Vol verwachting gaan ze, maar vooral voor Bart valt het enorm tegen: ze eten havermout met klonten (griezelpap) en moeten op hun rechterzij slapen, omdat deze houding beter is voor hun hart. En dan zijn er de Lefkikkers, die het leuk vinden om andere kinderen te pesten. Bart richt de Bende van de Zwarte Vlek op, met maar één bedoeling: de andere groep onschadelijk maken.
Bekend is dat het regime in een koloniehuis strak was. Den Besten vertelt over een bedplasser die met een nat laken op het balkon in de wind moet staan, zodat het laken kan drogen en iedereen hem of haar kan zien „Dat zal je leren!” krijgt het slachtoffer van een zuster te horen. Wanneer Bart onterecht wordt beschuldigd van bedplassen, ontvlucht hij het koloniehuis.

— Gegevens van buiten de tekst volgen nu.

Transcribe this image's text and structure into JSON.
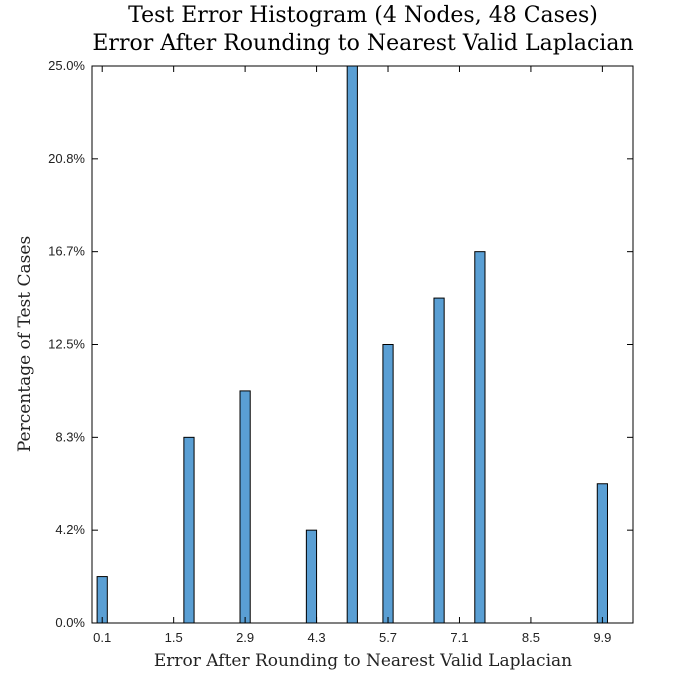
{
  "chart_data": {
    "type": "bar",
    "title": "Test Error Histogram (4 Nodes, 48 Cases)",
    "subtitle": "Error After Rounding to Nearest Valid Laplacian",
    "xlabel": "Error After Rounding to Nearest Valid Laplacian",
    "ylabel": "Percentage of Test Cases",
    "xlim": [
      -0.1,
      10.5
    ],
    "ylim": [
      0,
      25
    ],
    "x_ticks": [
      0.1,
      1.5,
      2.9,
      4.3,
      5.7,
      7.1,
      8.5,
      9.9
    ],
    "x_tick_labels": [
      "0.1",
      "1.5",
      "2.9",
      "4.3",
      "5.7",
      "7.1",
      "8.5",
      "9.9"
    ],
    "y_ticks": [
      0,
      4.1667,
      8.3333,
      12.5,
      16.6667,
      20.8333,
      25
    ],
    "y_tick_labels": [
      "0.0%",
      "4.2%",
      "8.3%",
      "12.5%",
      "16.7%",
      "20.8%",
      "25.0%"
    ],
    "bin_width": 0.2,
    "bars": [
      {
        "x": 0.1,
        "value": 2.0833
      },
      {
        "x": 1.8,
        "value": 8.3333
      },
      {
        "x": 2.9,
        "value": 10.4167
      },
      {
        "x": 4.2,
        "value": 4.1667
      },
      {
        "x": 5.0,
        "value": 25.0
      },
      {
        "x": 5.7,
        "value": 12.5
      },
      {
        "x": 6.7,
        "value": 14.5833
      },
      {
        "x": 7.5,
        "value": 16.6667
      },
      {
        "x": 9.9,
        "value": 6.25
      }
    ],
    "grid": false,
    "bar_color": "#5a9fd4"
  }
}
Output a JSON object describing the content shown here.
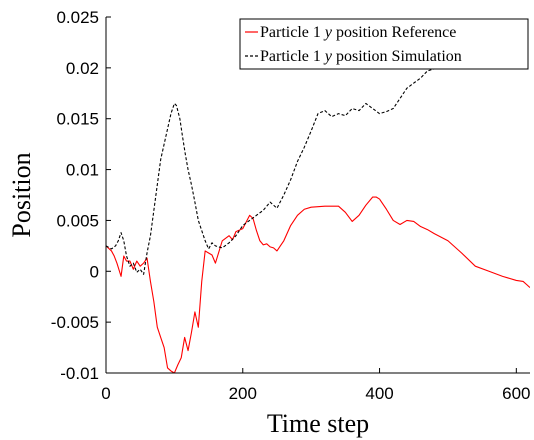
{
  "chart_data": {
    "type": "line",
    "title": "",
    "xlabel": "Time step",
    "ylabel": "Position",
    "xlim": [
      0,
      620
    ],
    "ylim": [
      -0.01,
      0.025
    ],
    "xticks": [
      "0",
      "200",
      "400",
      "600"
    ],
    "xtick_values": [
      0,
      200,
      400,
      600
    ],
    "yticks": [
      "-0.01",
      "-0.005",
      "0",
      "0.005",
      "0.01",
      "0.015",
      "0.02",
      "0.025"
    ],
    "ytick_values": [
      -0.01,
      -0.005,
      0,
      0.005,
      0.01,
      0.015,
      0.02,
      0.025
    ],
    "grid": false,
    "legend_position": "top-right",
    "series": [
      {
        "name": "Particle 1 y position Reference",
        "legend_prefix": "Particle 1 ",
        "legend_var": "y",
        "legend_suffix": " position Reference",
        "color": "#ff0000",
        "style": "solid",
        "x": [
          0,
          8,
          12,
          16,
          22,
          26,
          30,
          35,
          40,
          45,
          50,
          55,
          60,
          65,
          70,
          75,
          80,
          85,
          90,
          95,
          100,
          105,
          110,
          115,
          120,
          125,
          130,
          135,
          140,
          145,
          150,
          155,
          160,
          170,
          180,
          185,
          190,
          200,
          210,
          215,
          220,
          225,
          230,
          235,
          240,
          245,
          250,
          255,
          260,
          270,
          280,
          290,
          300,
          320,
          340,
          350,
          360,
          370,
          380,
          390,
          395,
          400,
          410,
          420,
          430,
          440,
          450,
          460,
          470,
          480,
          500,
          520,
          540,
          560,
          580,
          600,
          610,
          615,
          620
        ],
        "y": [
          0.0025,
          0.002,
          0.0015,
          0.0008,
          -0.0005,
          0.0015,
          0.001,
          0.001,
          0.0002,
          0.001,
          0.0005,
          0.0008,
          0.0013,
          -0.001,
          -0.003,
          -0.0055,
          -0.0065,
          -0.0075,
          -0.0095,
          -0.0098,
          -0.01,
          -0.0092,
          -0.0085,
          -0.0065,
          -0.0078,
          -0.006,
          -0.004,
          -0.0055,
          -0.001,
          0.002,
          0.0018,
          0.0016,
          0.0008,
          0.003,
          0.0035,
          0.0031,
          0.0039,
          0.0042,
          0.0055,
          0.0052,
          0.004,
          0.003,
          0.0026,
          0.0027,
          0.0024,
          0.0023,
          0.002,
          0.0025,
          0.003,
          0.0045,
          0.0055,
          0.0061,
          0.0063,
          0.0064,
          0.0064,
          0.0058,
          0.0049,
          0.0055,
          0.0065,
          0.0073,
          0.0073,
          0.0071,
          0.0061,
          0.005,
          0.0046,
          0.005,
          0.0049,
          0.0044,
          0.0041,
          0.0037,
          0.003,
          0.0018,
          0.0005,
          0.0,
          -0.0005,
          -0.0009,
          -0.001,
          -0.0013,
          -0.0016
        ]
      },
      {
        "name": "Particle 1 y position Simulation",
        "legend_prefix": "Particle 1 ",
        "legend_var": "y",
        "legend_suffix": " position Simulation",
        "color": "#000000",
        "style": "dashed",
        "x": [
          0,
          8,
          14,
          18,
          22,
          26,
          30,
          35,
          40,
          45,
          50,
          55,
          60,
          65,
          70,
          75,
          80,
          85,
          90,
          95,
          100,
          103,
          108,
          112,
          116,
          120,
          125,
          130,
          135,
          140,
          145,
          150,
          155,
          160,
          170,
          180,
          190,
          200,
          210,
          220,
          230,
          240,
          250,
          260,
          270,
          280,
          290,
          300,
          310,
          320,
          330,
          340,
          350,
          360,
          370,
          380,
          390,
          400,
          410,
          420,
          430,
          440,
          450,
          460,
          470,
          480,
          490
        ],
        "y": [
          0.0025,
          0.0022,
          0.0025,
          0.003,
          0.0038,
          0.003,
          0.0015,
          0.0005,
          0.0008,
          -0.0001,
          0.0002,
          -0.0003,
          0.0018,
          0.0035,
          0.006,
          0.0085,
          0.011,
          0.0125,
          0.014,
          0.0155,
          0.0165,
          0.0163,
          0.015,
          0.0132,
          0.0115,
          0.01,
          0.0085,
          0.0068,
          0.005,
          0.004,
          0.003,
          0.0022,
          0.0028,
          0.0025,
          0.0023,
          0.0028,
          0.0035,
          0.0045,
          0.005,
          0.0055,
          0.006,
          0.0068,
          0.0062,
          0.0075,
          0.009,
          0.0108,
          0.0122,
          0.0138,
          0.0155,
          0.0158,
          0.0152,
          0.0155,
          0.0153,
          0.016,
          0.0158,
          0.0165,
          0.016,
          0.0155,
          0.0157,
          0.016,
          0.017,
          0.018,
          0.0185,
          0.019,
          0.0197,
          0.0199,
          0.0202
        ]
      }
    ]
  }
}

In het nawoord vertelt de auteur dat zes van haar familieleden verschillende keren in een koloniehuis hebben gezeten. Ongetwijfeld hebben hun verhalen er mede voor gezorgd dat dit stukje onderbelichte geschiedenis beeldend en levensecht is beschreven.
De historische foto’s brengen het vertelde nog dichterbij en ook het achterin opgenomen verhaal van Jan en Rien, zwagers van de schrijfster, is een waardevolle aanvulling.